Brief Boskone post mortem

Yeah, I know--Boskone was last weekend, and it's already Thursday, and life has moved on. What can I say? It's been a busy week.

Boskone comes just a month after Arisia, in the same hotel in a windswept, crisply redeveloped area of Boston.  But Boskone is about books, is much smaller, and skews substantially older than Arisia.

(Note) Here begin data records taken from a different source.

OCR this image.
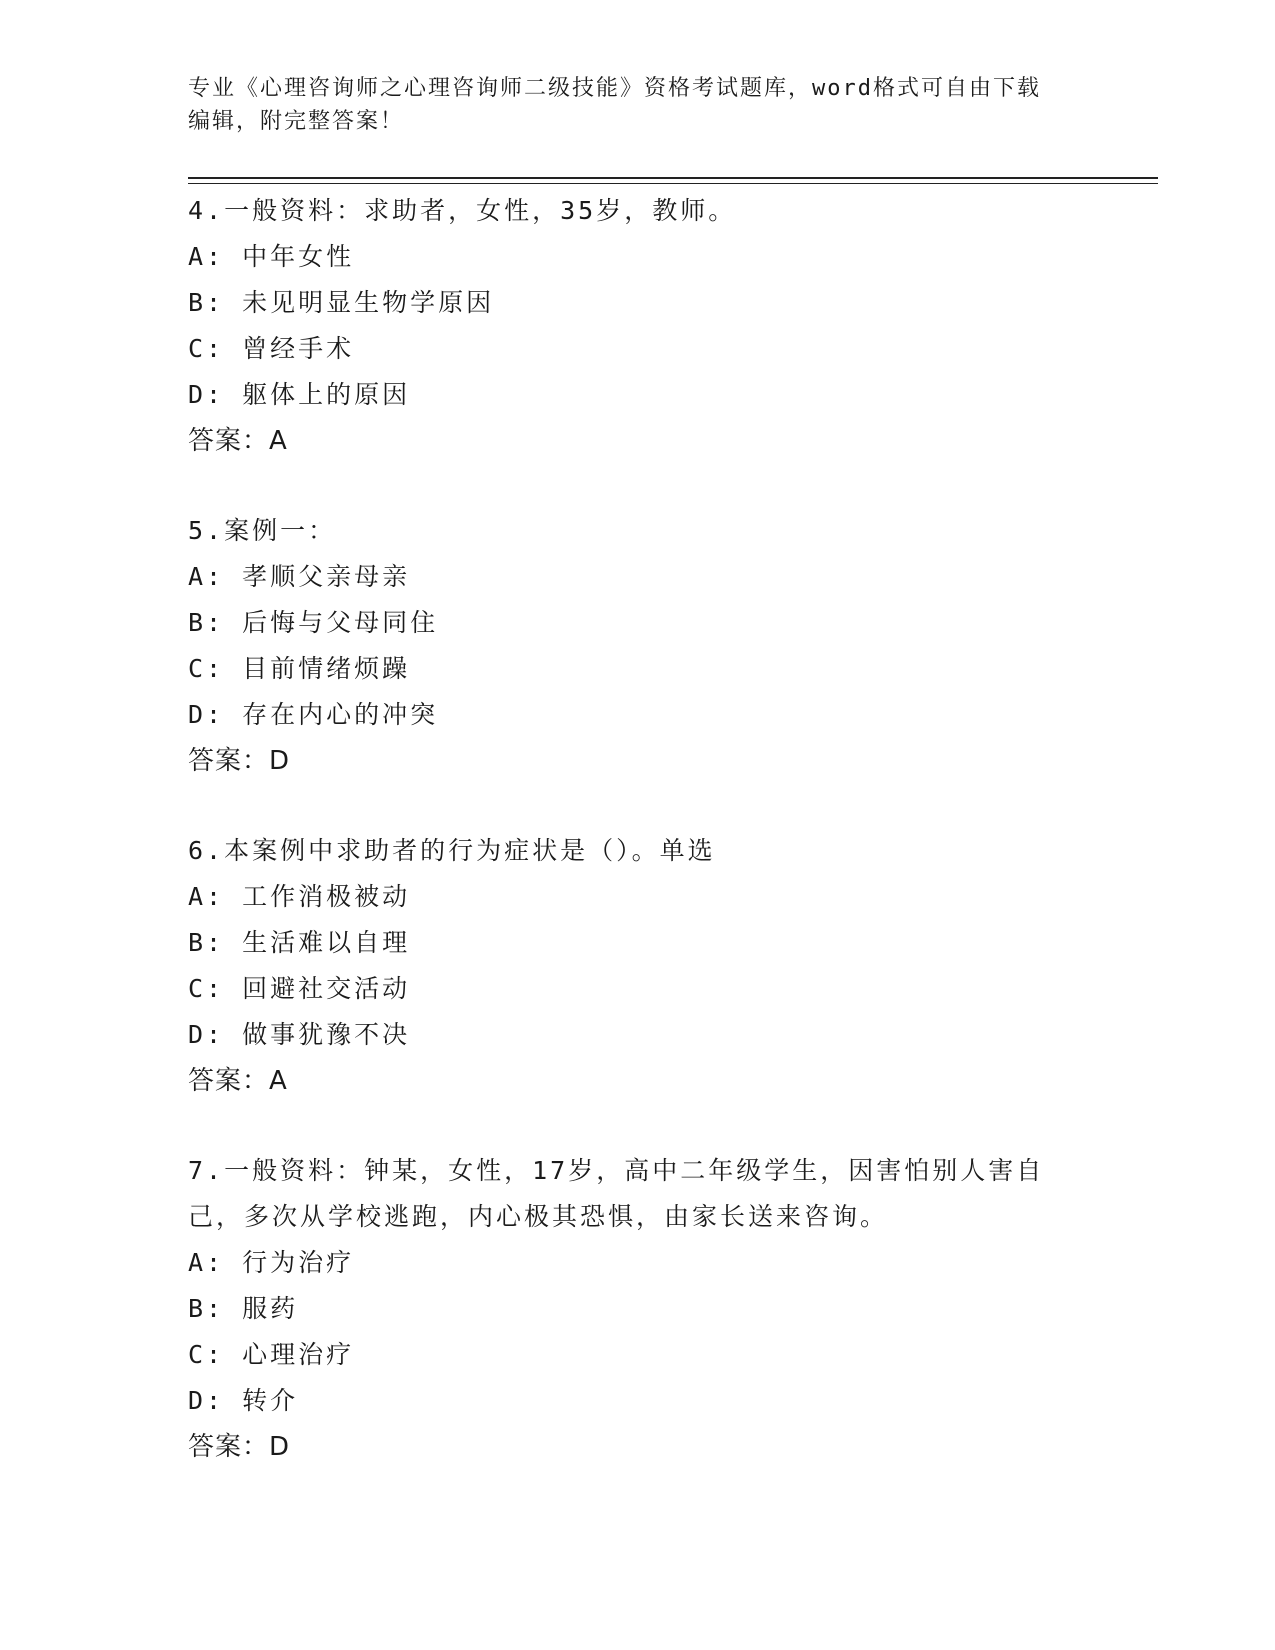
专业《心理咨询师之心理咨询师二级技能》资格考试题库，word格式可自由下载
编辑，附完整答案！
4.一般资料：求助者，女性，35岁，教师。
A: 中年女性
B: 未见明显生物学原因
C: 曾经手术
D: 躯体上的原因
答案：A
5.案例一：
A: 孝顺父亲母亲
B: 后悔与父母同住
C: 目前情绪烦躁
D: 存在内心的冲突
答案：D
6.本案例中求助者的行为症状是（）。单选
A: 工作消极被动
B: 生活难以自理
C: 回避社交活动
D: 做事犹豫不决
答案：A
7.一般资料：钟某，女性，17岁，高中二年级学生，因害怕别人害自
己，多次从学校逃跑，内心极其恐惧，由家长送来咨询。
A: 行为治疗
B: 服药
C: 心理治疗
D: 转介
答案：D
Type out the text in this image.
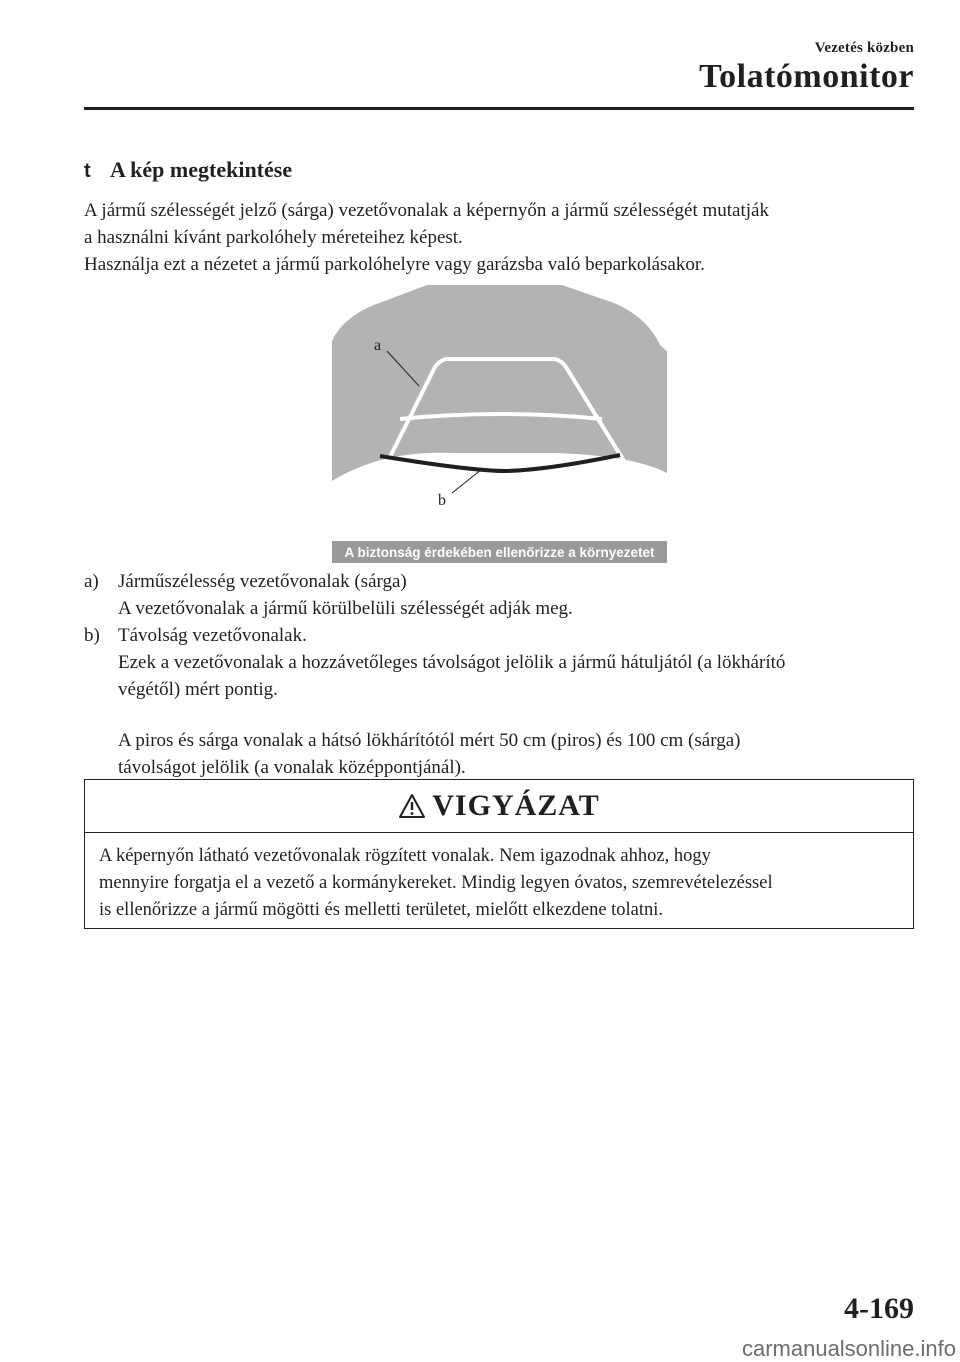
Vezetés közben
Tolatómonitor
t A kép megtekintése

A jármű szélességét jelző (sárga) vezetővonalak a képernyőn a jármű szélességét mutatják

a használni kívánt parkolóhely méreteihez képest.

Használja ezt a nézetet a jármű parkolóhelyre vagy garázsba való beparkolásakor.

a
b
A biztonság érdekében ellenőrizze a környezetet
a)	Járműszélesség vezetővonalak (sárga)

A vezetővonalak a jármű körülbelüli szélességét adják meg.

b) Távolság vezetővonalak.

Ezek a vezetővonalak a hozzávetőleges távolságot jelölik a jármű hátuljától (a lökhárító

végétől) mért pontig.

A piros és sárga vonalak a hátsó lökhárítótól mért 50 cm (piros) és 100 cm (sárga)

távolságot jelölik (a vonalak középpontjánál).

VIGYÁZAT
A képernyőn látható vezetővonalak rögzített vonalak. Nem igazodnak ahhoz, hogy
mennyire forgatja el a vezető a kormánykereket. Mindig legyen óvatos, szemrevételezéssel
is ellenőrizze a jármű mögötti és melletti területet, mielőtt elkezdene tolatni.
4-169
carmanualsonline.info
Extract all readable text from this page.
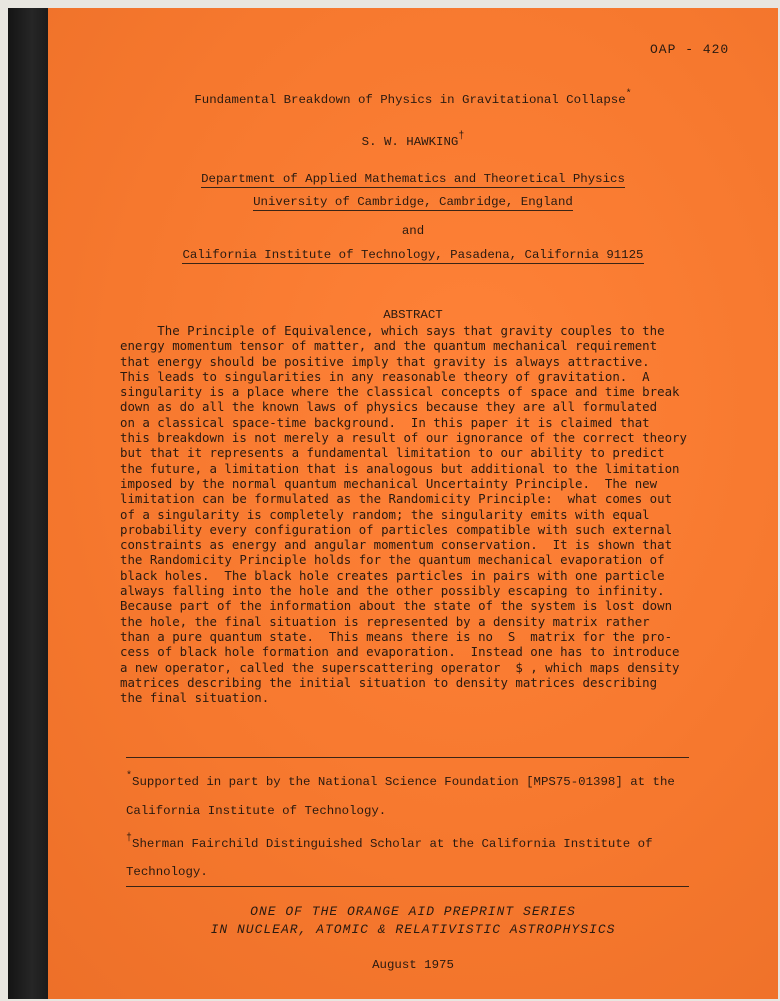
OAP - 420
Fundamental Breakdown of Physics in Gravitational Collapse*
S. W. HAWKING†
Department of Applied Mathematics and Theoretical Physics
University of Cambridge, Cambridge, England
and
California Institute of Technology, Pasadena, California 91125
ABSTRACT
The Principle of Equivalence, which says that gravity couples to the
energy momentum tensor of matter, and the quantum mechanical requirement
that energy should be positive imply that gravity is always attractive.
This leads to singularities in any reasonable theory of gravitation.  A
singularity is a place where the classical concepts of space and time break
down as do all the known laws of physics because they are all formulated
on a classical space-time background.  In this paper it is claimed that
this breakdown is not merely a result of our ignorance of the correct theory
but that it represents a fundamental limitation to our ability to predict
the future, a limitation that is analogous but additional to the limitation
imposed by the normal quantum mechanical Uncertainty Principle.  The new
limitation can be formulated as the Randomicity Principle:  what comes out
of a singularity is completely random; the singularity emits with equal
probability every configuration of particles compatible with such external
constraints as energy and angular momentum conservation.  It is shown that
the Randomicity Principle holds for the quantum mechanical evaporation of
black holes.  The black hole creates particles in pairs with one particle
always falling into the hole and the other possibly escaping to infinity.
Because part of the information about the state of the system is lost down
the hole, the final situation is represented by a density matrix rather
than a pure quantum state.  This means there is no  S  matrix for the pro-
cess of black hole formation and evaporation.  Instead one has to introduce
a new operator, called the superscattering operator  $ , which maps density
matrices describing the initial situation to density matrices describing
the final situation.
*Supported in part by the National Science Foundation [MPS75-01398] at the
California Institute of Technology.
†Sherman Fairchild Distinguished Scholar at the California Institute of
Technology.
ONE OF THE ORANGE AID PREPRINT SERIES
IN NUCLEAR, ATOMIC & RELATIVISTIC ASTROPHYSICS
August 1975
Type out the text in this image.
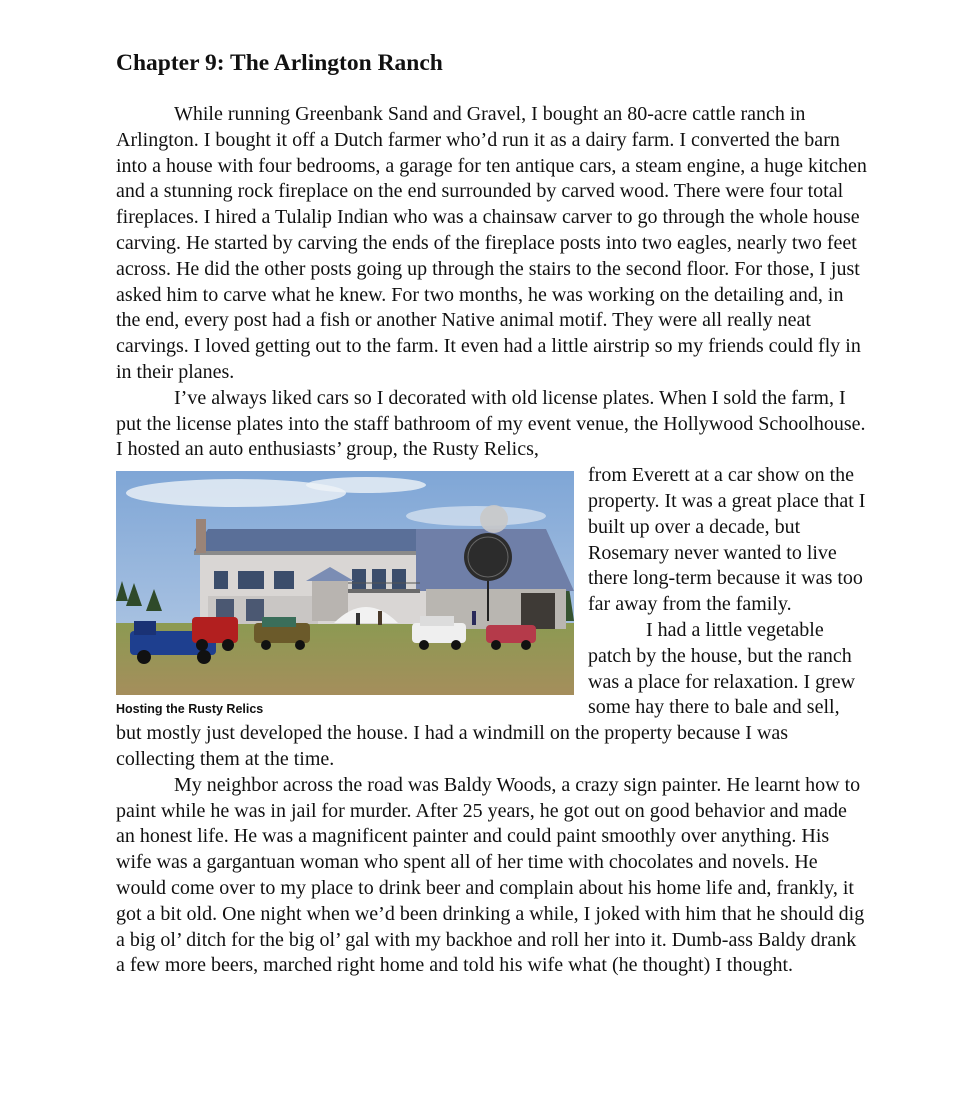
Chapter 9: The Arlington Ranch

While running Greenbank Sand and Gravel, I bought an 80-acre cattle ranch in Arlington. I bought it off a Dutch farmer who’d run it as a dairy farm. I converted the barn into a house with four bedrooms, a garage for ten antique cars, a steam engine, a huge kitchen and a stunning rock fireplace on the end surrounded by carved wood. There were four total fireplaces. I hired a Tulalip Indian who was a chainsaw carver to go through the whole house carving. He started by carving the ends of the fireplace posts into two eagles, nearly two feet across. He did the other posts going up through the stairs to the second floor. For those, I just asked him to carve what he knew. For two months, he was working on the detailing and, in the end, every post had a fish or another Native animal motif. They were all really neat carvings. I loved getting out to the farm. It even had a little airstrip so my friends could fly in in their planes.

I’ve always liked cars so I decorated with old license plates. When I sold the farm, I put the license plates into the staff bathroom of my event venue, the Hollywood Schoolhouse. I hosted an auto enthusiasts’ group, the Rusty Relics,

Hosting the Rusty Relics

from Everett at a car show on the property. It was a great place that I built up over a decade, but Rosemary never wanted to live there long-term because it was too far away from the family.

I had a little vegetable patch by the house, but the ranch was a place for relaxation. I grew some hay there to bale and sell, but mostly just developed the house. I had a windmill on the property because I was collecting them at the time.

My neighbor across the road was Baldy Woods, a crazy sign painter. He learnt how to paint while he was in jail for murder. After 25 years, he got out on good behavior and made an honest life. He was a magnificent painter and could paint smoothly over anything. His wife was a gargantuan woman who spent all of her time with chocolates and novels. He would come over to my place to drink beer and complain about his home life and, frankly, it got a bit old. One night when we’d been drinking a while, I joked with him that he should dig a big ol’ ditch for the big ol’ gal with my backhoe and roll her into it. Dumb-ass Baldy drank a few more beers, marched right home and told his wife what (he thought) I thought.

I see some old friends reliably every year:  Ann Tonsor Zeddies, Rosemary Kirstein, Gregory Feeley, Paul Di Filippo, Michael Swanwick and Marianne Porter, David Hartwell, Kathryn Cramer, Jeanne Cavelos, Allen Steele, Gavin Grant, Karl Schroeder, Toni Kelner, Kelly Link, Alex Irvine, as well as my regular local colleagues.  I also met a few new people I enjoyed:  Jo Walton, David Anthony Durham, Charlaine Harris, and Margaret Ronald (OK, I actually met her at Arisia, but that was just a month ago).

I was moderator on a panel on Urban Fantasy.  I knew nothing about Urban Fantasy, and so was able to ask a lot of dumb questions without exposing myself. It's probably not the subgenre for me, but I learned something interesting.  One question I asked was: what outside-of-our-genre literary works would someone who likes urban fantasy probably also like?  The one answer everyone agreed to was Dorothy Sayers. I happen to love Dorothy Sayers, so maybe I'm wrong and should give urban fantasy a try.

What do people think of that assessment? Any other works that would qualify as urban fantasy cognates?